The Federal Fair Debt Collection Practices Act (FDCPA) and other laws set by state, aim at protecting individuals who seek services of a payday loan lenders. Their main purpose is to disregard abusive practices by payday loan lenders in the collection of debt and provide customers with an opportunity to dispute and get validation and accuracy of debt information. The act also gives guidelines under which lenders conduct business and provide customers with rights and solutions to violations of the Act.
A payday loan scam will every so often try to swindle money by harassing, threatening or using abusive language against a customer. Under FDCPA, scammers should specifically not swear at, threaten or harm you in any way, call you constantly trying to upset you or even call you without revealing their actual identity. Scammers will repeatedly threaten to have you arrested or accused of a crime and some may even threaten to publish your name if you are not able to clear your debt. The Act stipulates that lenders are not supposed to call after set working hours (8:00 a.m. to 9:00a.m), threaten of legal action without authority and publish a customer’s name or address in a “bad debt list”.

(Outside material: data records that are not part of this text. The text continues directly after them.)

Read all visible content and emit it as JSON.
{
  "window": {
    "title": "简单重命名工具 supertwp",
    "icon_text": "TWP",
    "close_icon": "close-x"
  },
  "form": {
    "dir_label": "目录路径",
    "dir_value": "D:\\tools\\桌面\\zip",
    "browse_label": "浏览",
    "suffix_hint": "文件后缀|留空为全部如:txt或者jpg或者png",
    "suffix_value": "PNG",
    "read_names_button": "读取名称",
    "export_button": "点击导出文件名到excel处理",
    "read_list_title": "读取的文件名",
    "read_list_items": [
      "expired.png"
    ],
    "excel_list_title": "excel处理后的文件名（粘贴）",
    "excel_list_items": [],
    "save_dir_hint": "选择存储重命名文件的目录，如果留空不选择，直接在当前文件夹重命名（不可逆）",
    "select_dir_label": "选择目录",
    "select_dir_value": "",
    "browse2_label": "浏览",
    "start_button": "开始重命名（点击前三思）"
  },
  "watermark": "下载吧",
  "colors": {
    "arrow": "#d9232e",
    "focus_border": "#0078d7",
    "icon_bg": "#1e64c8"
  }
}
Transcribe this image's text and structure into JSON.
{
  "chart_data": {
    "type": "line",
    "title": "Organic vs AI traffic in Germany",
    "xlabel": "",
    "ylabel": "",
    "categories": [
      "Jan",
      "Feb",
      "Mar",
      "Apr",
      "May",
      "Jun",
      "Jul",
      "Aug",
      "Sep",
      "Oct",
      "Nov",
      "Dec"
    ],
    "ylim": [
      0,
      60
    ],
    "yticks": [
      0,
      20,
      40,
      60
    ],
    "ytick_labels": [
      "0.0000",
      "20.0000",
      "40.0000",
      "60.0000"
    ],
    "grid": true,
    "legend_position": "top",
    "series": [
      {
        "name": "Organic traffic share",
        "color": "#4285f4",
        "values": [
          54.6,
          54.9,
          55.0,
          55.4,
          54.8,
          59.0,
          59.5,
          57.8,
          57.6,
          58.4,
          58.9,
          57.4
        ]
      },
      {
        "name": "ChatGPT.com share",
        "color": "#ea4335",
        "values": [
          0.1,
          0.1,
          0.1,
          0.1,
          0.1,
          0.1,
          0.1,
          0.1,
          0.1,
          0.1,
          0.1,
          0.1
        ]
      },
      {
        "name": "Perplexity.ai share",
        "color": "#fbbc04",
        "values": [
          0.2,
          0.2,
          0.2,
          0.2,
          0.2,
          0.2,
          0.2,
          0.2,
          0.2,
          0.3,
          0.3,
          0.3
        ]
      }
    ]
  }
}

Payday loan lenders must send a statement to customers showing total amount owed and the action to be taken if you dispute owing the stated amount within 5 days after initiating contact. If you so dispute the amounts stated then you are required to send a letter within 30 days so that the lender cannot make additional debt collection until you receive proof that you indeed owe the debt. It only leaves to say that if you cannot get an address to write the lender a letter or even if you do get an address and write a letter but the lender keeps calling repeatedly, then most likely you are dealing with a payday loan scam. Further to these actions, Payday loan scams are not allowed to collect any debt owed without verification or a debt in dispute by the customer.
Misrepresentation or deceit to the customer by claiming to be to be attorneys or law enforcement officers is punishable by law. It is the duty of every lender to identify themselves with customers in every communication by giving name and address of the original creditor upon the customer’s request. At the first sign of a violation of the Act a customer should contact the department of commerce, Attorney General’s office and the Federal Trade Commission.